AllMovie gives Bloody New Year one star out of five. Commentator Cavett Binion writes that the film employs a "wacky but interesting supernatural theme" with "silly special effects". He considers it "derivative of Sam Raimi's The Evil Dead and Lucio Fulci's The Beyond, minus those films' extreme approach to horror". Writing for Video Watchdog magazine, Richard Harland Smith describes the film as a "barrel-scraping rehash of horror tropes from Shock Waves (creepy island hotel), Dawn of the Dead (bickering TV commentators), The Evil Dead (girl-next-door turned cackling, whey-faced ghoul) and even Woody Allen's The Purple Rose of Cairo." He adds that while the premise is reasonable, the film fails to "[particularise] the horror beyond a few double exposure ghosties and some haunted hardware."

Preston Barta of the Denton Record-Chronicle remarks that Bloody New Year "could perhaps be best described as an episode of Scooby-Doo that is sent through the filter of The Shining and The Evil Dead", adding that in some places "it's got early Sam Raimi written all over it." He criticises various aspects of the film: "The drama is no good, the characters are all jerks (so it's OK that they kick the bucket) and the dialogue is elementary." Writing for Sight & Sound magazine, Anne Billson compares the film to the Japanese horror comedy House (1977) and its production values to those of "early Doctor Who".

===Aftermath===
Warren commented negatively on the film.

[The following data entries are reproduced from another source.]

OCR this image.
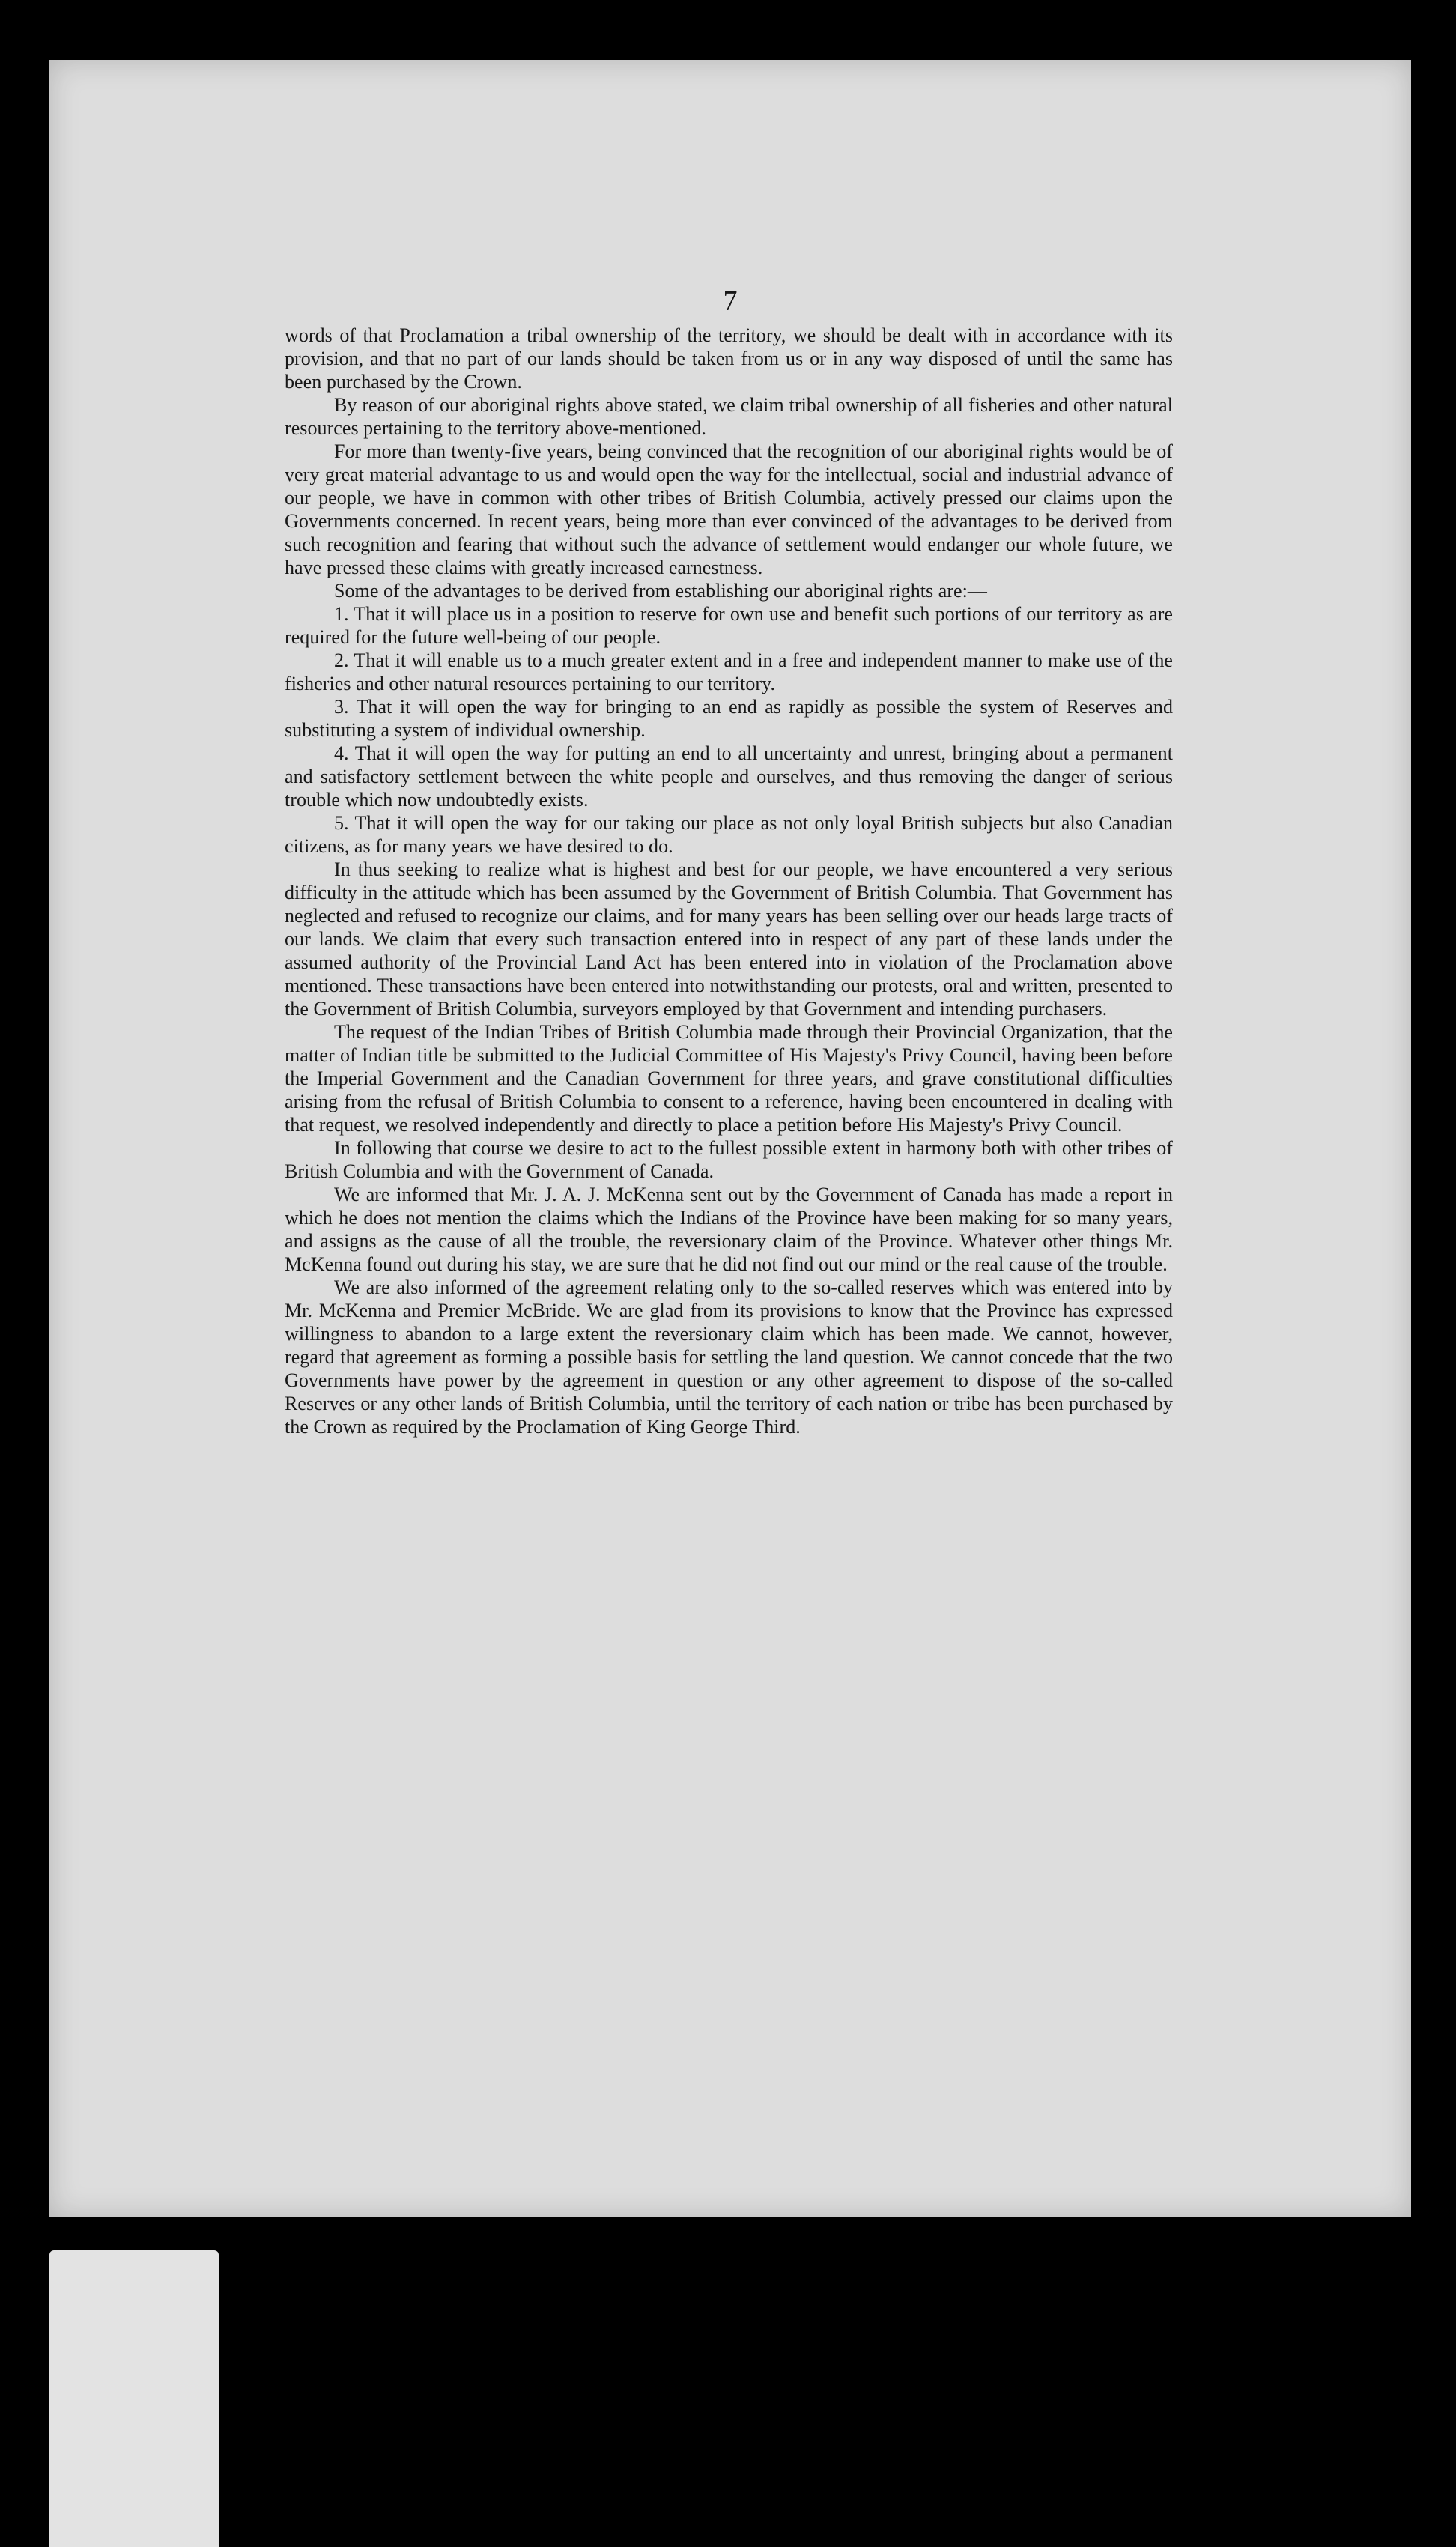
7

words of that Proclamation a tribal ownership of the territory, we should be dealt with in accordance with its provision, and that no part of our lands should be taken from us or in any way disposed of until the same has been purchased by the Crown.

By reason of our aboriginal rights above stated, we claim tribal ownership of all fisheries and other natural resources pertaining to the territory above-mentioned.

For more than twenty-five years, being convinced that the recognition of our aboriginal rights would be of very great material advantage to us and would open the way for the intellectual, social and industrial advance of our people, we have in common with other tribes of British Columbia, actively pressed our claims upon the Governments concerned. In recent years, being more than ever convinced of the advantages to be derived from such recognition and fearing that without such the advance of settlement would endanger our whole future, we have pressed these claims with greatly increased earnestness.

Some of the advantages to be derived from establishing our aboriginal rights are:—

1. That it will place us in a position to reserve for own use and benefit such portions of our territory as are required for the future well-being of our people.

2. That it will enable us to a much greater extent and in a free and independent manner to make use of the fisheries and other natural resources pertaining to our territory.

3. That it will open the way for bringing to an end as rapidly as possible the system of Reserves and substituting a system of individual ownership.

4. That it will open the way for putting an end to all uncertainty and unrest, bringing about a permanent and satisfactory settlement between the white people and ourselves, and thus removing the danger of serious trouble which now undoubtedly exists.

5. That it will open the way for our taking our place as not only loyal British subjects but also Canadian citizens, as for many years we have desired to do.

In thus seeking to realize what is highest and best for our people, we have encountered a very serious difficulty in the attitude which has been assumed by the Government of British Columbia. That Government has neglected and refused to recognize our claims, and for many years has been selling over our heads large tracts of our lands. We claim that every such transaction entered into in respect of any part of these lands under the assumed authority of the Provincial Land Act has been entered into in violation of the Proclamation above mentioned. These transactions have been entered into notwithstanding our protests, oral and written, presented to the Government of British Columbia, surveyors employed by that Government and intending purchasers.

The request of the Indian Tribes of British Columbia made through their Provincial Organization, that the matter of Indian title be submitted to the Judicial Committee of His Majesty's Privy Council, having been before the Imperial Government and the Canadian Government for three years, and grave constitutional difficulties arising from the refusal of British Columbia to consent to a reference, having been encountered in dealing with that request, we resolved independently and directly to place a petition before His Majesty's Privy Council.

In following that course we desire to act to the fullest possible extent in harmony both with other tribes of British Columbia and with the Government of Canada.

We are informed that Mr. J. A. J. McKenna sent out by the Government of Canada has made a report in which he does not mention the claims which the Indians of the Province have been making for so many years, and assigns as the cause of all the trouble, the reversionary claim of the Province. Whatever other things Mr. McKenna found out during his stay, we are sure that he did not find out our mind or the real cause of the trouble.

We are also informed of the agreement relating only to the so-called reserves which was entered into by Mr. McKenna and Premier McBride. We are glad from its provisions to know that the Province has expressed willingness to abandon to a large extent the reversionary claim which has been made. We cannot, however, regard that agreement as forming a possible basis for settling the land question. We cannot concede that the two Governments have power by the agreement in question or any other agreement to dispose of the so-called Reserves or any other lands of British Columbia, until the territory of each nation or tribe has been purchased by the Crown as required by the Proclamation of King George Third.
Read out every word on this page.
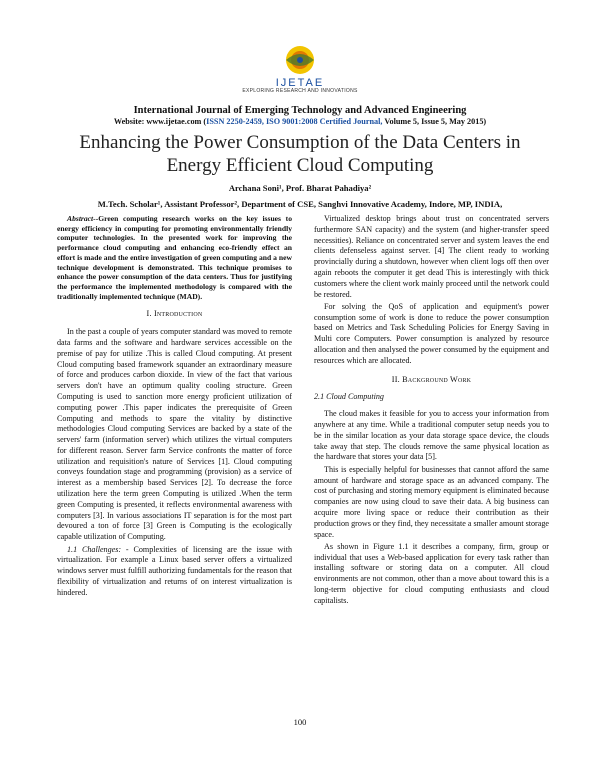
IJETAE
EXPLORING RESEARCH AND INNOVATIONS
International Journal of Emerging Technology and Advanced Engineering
Website: www.ijetae.com (ISSN 2250-2459, ISO 9001:2008 Certified Journal, Volume 5, Issue 5, May 2015)
Enhancing the Power Consumption of the Data Centers in Energy Efficient Cloud Computing
Archana Soni¹, Prof. Bharat Pahadiya²
M.Tech. Scholar¹, Assistant Professor², Department of CSE, Sanghvi Innovative Academy, Indore, MP, INDIA,

Abstract--Green computing research works on the key issues to energy efficiency in computing for promoting environmentally friendly computer technologies. In the presented work for improving the performance cloud computing and enhancing eco-friendly effect an effort is made and the entire investigation of green computing and a new technique development is demonstrated. This technique promises to enhance the power consumption of the data centers. Thus for justifying the performance the implemented methodology is compared with the traditionally implemented technique (MAD).

I. Introduction

In the past a couple of years computer standard was moved to remote data farms and the software and hardware services accessible on the premise of pay for utilize .This is called Cloud computing. At present Cloud computing based framework squander an extraordinary measure of force and produces carbon dioxide. In view of the fact that various servers don't have an optimum quality cooling structure. Green Computing is used to sanction more energy proficient utilization of computing power .This paper indicates the prerequisite of Green Computing and methods to spare the vitality by distinctive methodologies Cloud computing Services are backed by a state of the servers' farm (information server) which utilizes the virtual computers for different reason. Server farm Service confronts the matter of force utilization and requisition's nature of Services [1]. Cloud computing conveys foundation stage and programming (provision) as a service of interest as a membership based Services [2]. To decrease the force utilization here the term green Computing is utilized .When the term green Computing is presented, it reflects environmental awareness with computers [3]. In various associations IT separation is for the most part devoured a ton of force [3] Green is Computing is the ecologically capable utilization of Computing.

1.1 Challenges: - Complexities of licensing are the issue with virtualization. For example a Linux based server offers a virtualized windows server must fulfill authorizing fundamentals for the reason that flexibility of virtualization and returns of on interest virtualization is hindered.

Virtualized desktop brings about trust on concentrated servers furthermore SAN capacity) and the system (and higher-transfer speed necessities). Reliance on concentrated server and system leaves the end clients defenseless against server. [4] The client ready to working provincially during a shutdown, however when client logs off then over again reboots the computer it get dead This is interestingly with thick customers where the client work mainly proceed until the network could be restored.

For solving the QoS of application and equipment's power consumption some of work is done to reduce the power consumption based on Metrics and Task Scheduling Policies for Energy Saving in Multi core Computers. Power consumption is analyzed by resource allocation and then analysed the power consumed by the equipment and resources which are allocated.

II. Background Work
2.1 Cloud Computing

The cloud makes it feasible for you to access your information from anywhere at any time. While a traditional computer setup needs you to be in the similar location as your data storage space device, the clouds take away that step. The clouds remove the same physical location as the hardware that stores your data [5].

This is especially helpful for businesses that cannot afford the same amount of hardware and storage space as an advanced company. The cost of purchasing and storing memory equipment is eliminated because companies are now using cloud to save their data. A big business can acquire more living space or reduce their contribution as their production grows or they find, they necessitate a smaller amount storage space.

As shown in Figure 1.1 it describes a company, firm, group or individual that uses a Web-based application for every task rather than installing software or storing data on a computer. All cloud environments are not common, other than a move about toward this is a long-term objective for cloud computing enthusiasts and cloud capitalists.

100
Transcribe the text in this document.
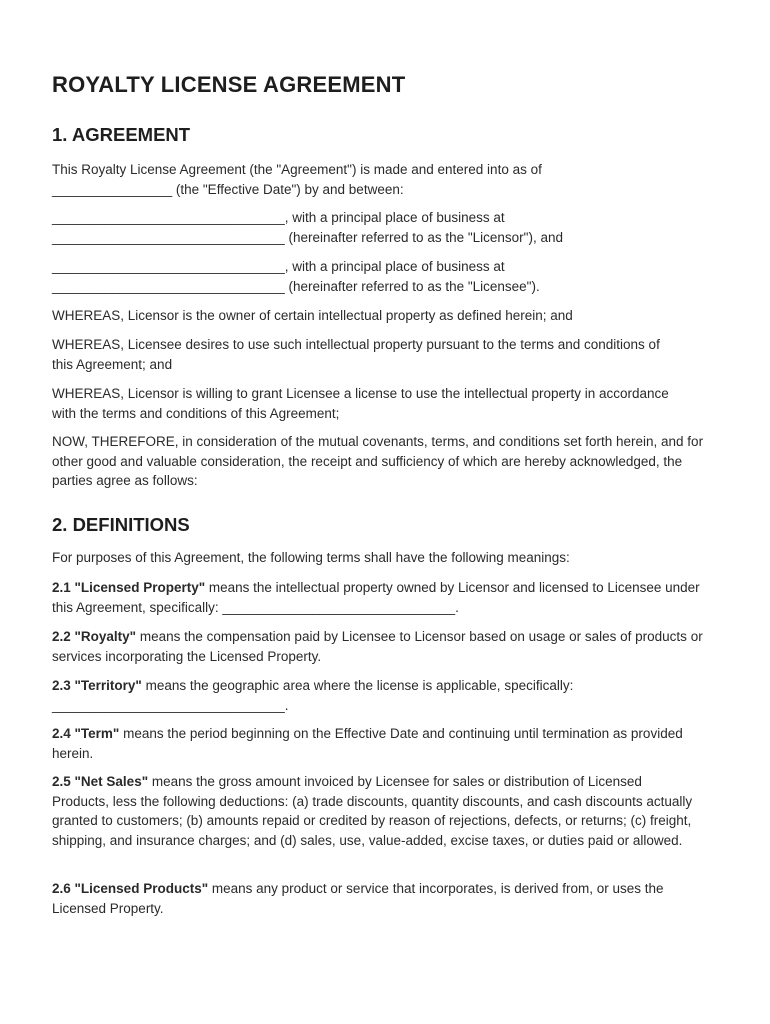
ROYALTY LICENSE AGREEMENT
1. AGREEMENT

This Royalty License Agreement (the "Agreement") is made and entered into as of
________________ (the "Effective Date") by and between:

_______________________________, with a principal place of business at
_______________________________ (hereinafter referred to as the "Licensor"), and

_______________________________, with a principal place of business at
_______________________________ (hereinafter referred to as the "Licensee").

WHEREAS, Licensor is the owner of certain intellectual property as defined herein; and

WHEREAS, Licensee desires to use such intellectual property pursuant to the terms and conditions of this Agreement; and

WHEREAS, Licensor is willing to grant Licensee a license to use the intellectual property in accordance with the terms and conditions of this Agreement;

NOW, THEREFORE, in consideration of the mutual covenants, terms, and conditions set forth herein, and for other good and valuable consideration, the receipt and sufficiency of which are hereby acknowledged, the parties agree as follows:

2. DEFINITIONS

For purposes of this Agreement, the following terms shall have the following meanings:

2.1 "Licensed Property" means the intellectual property owned by Licensor and licensed to Licensee under this Agreement, specifically: _______________________________.

2.2 "Royalty" means the compensation paid by Licensee to Licensor based on usage or sales of products or services incorporating the Licensed Property.

2.3 "Territory" means the geographic area where the license is applicable, specifically: _______________________________.

2.4 "Term" means the period beginning on the Effective Date and continuing until termination as provided herein.

2.5 "Net Sales" means the gross amount invoiced by Licensee for sales or distribution of Licensed Products, less the following deductions: (a) trade discounts, quantity discounts, and cash discounts actually granted to customers; (b) amounts repaid or credited by reason of rejections, defects, or returns; (c) freight, shipping, and insurance charges; and (d) sales, use, value-added, excise taxes, or duties paid or allowed.

2.6 "Licensed Products" means any product or service that incorporates, is derived from, or uses the Licensed Property.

In one interview, he described Bloody New Year as "a very terrible experience for me; in fact it turned out to be a bloody nightmare. We had the wrong producers on that film and they didn't know anything about horror. So the film lacks in every department and by the end of it, my heart just wasn't in it." He added that the producers "wanted to make the film cheaply and terribly quick" and that this was to the detriment of the music and sound effects. In another interview, Warren criticised the music, stating that it "just doesn't work". He added: "On the second day of dubbing, I must confess I gave up on the film. I'd run out of fight, and just sat there and let them go through the motions." Warren said that his experiences on Bloody New Year put him off making any more films.